06 novembre 2018 13:18

Può esserci una giustizia per le vittime dei massacri quando i loro aguzzini sono nel campo dei vincitori? Non è una quesitone filosofica, ma la triste realtà della Siria, teatro della guerra più crudele della nostra epoca.

Il 5 novembre la magistratura francese ha annunciato di aver spiccato dei mandati d’arresto internazionali contro tre alti funzionari del regime siriano accusati di complicità in crimini contro l’umanità e legati alla scomparsa, alla tortura e all’omicidio di due cittadini franco-siriani, Mazen Dabbagh e il figlio Patrick Abdelkader Dabbagh.

La Federazione internazionale per i diritti umani si è complimentata per una decisione che mostra “che i maggiori responsabili delle atrocità commesse in Siria devono rendere conto delle loro azioni”. Ci piacerebbe credere e pensare che davvero, quando il conflitto arriverà finalmente al suo epilogo, i responsabili dei crimini peggiori saranno giudicati in tribunale, a prescindere dallo schieramento a cui appartenessero.

Ingranaggi essenziali
Allo stato attuale, però, sembra altamente improbabile che i mandati di cattura possano portare a un processo. Fra i tre uomini in questione ci sono infatti Ali Mamlouk, tuttora direttore del dipartimento per la sicurezza nazionale di Bashar al Assad, e Jamal Hassan, a capo dei servizi segreti dell’aeronautica siriana.
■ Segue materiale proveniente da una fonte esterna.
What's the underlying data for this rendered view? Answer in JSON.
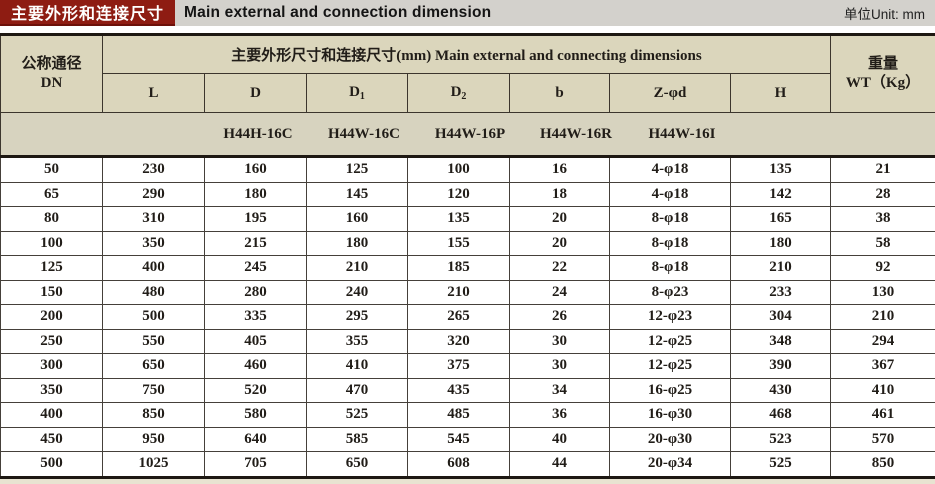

Di sicuro non c’è alcuna possibilità che il regime volti le spalle a questi uomini, ingranaggi essenziali di un apparato di sicurezza che ha permesso da Assad di sopravvivere dopo la rivolta popolare del 2011. Tanto meno se consideriamo che il regime, grazie al sostegno decisivo dell’Iran, ha raddrizzato una situazione che sembrava disperata e ha riconquistato buona parte del territorio nazionale senza avviare il minimo processo politico.

Fino a quando i suoi “padrini” lo sosterranno, Assad non avrà alcun motivo di cedere alle richieste di un paese come la Francia, che tra l’altro ha mantenuto un atteggiamento ostile nei suoi confronti.

I mandati d’arresto emessi a Parigi rischiano di non essere altro che un atto simbolico

Quanto al Tribunale penale internazionale, creato nel 2002, non ha giurisdizione sulla Siria, che non ha mai ratificato il trattato fondamentale dell’istituzione. In ogni caso, qualsiasi procedura si scontrerebbe con il veto russo al Consiglio di sicurezza delle Nazioni Unite.

Per questo, in Francia, è stata avviata una procedura nazionale sulla base della “competenza universale” riconosciuta in caso di crimini gravi, nel solco di un’azione simile avviata in Germania.

In entrambi i casi la magistratura si appoggia al dossier César, dal soprannome del fotografo della polizia militare siriana fuggito con cinquantamila foto di cadaveri di prigionieri, e alla recente ammissione di Damasco riguardo ad alcuni decessi, che le autorità hanno imputato ad arresto cardiaco, come quello di Mazen Dabbagh, che lavorava nel liceo francese di Damasco.

I mandati d’arresto emessi a Parigi rischiano di non essere altro che un atto simbolico da parte della magistratura in un conflitto che ha fatto centinaia di migliaia di morti, quasi insignificanti in quest’epoca cinica. Per il momento, purtroppo, i carnefici possono dormire sonni tranquilli.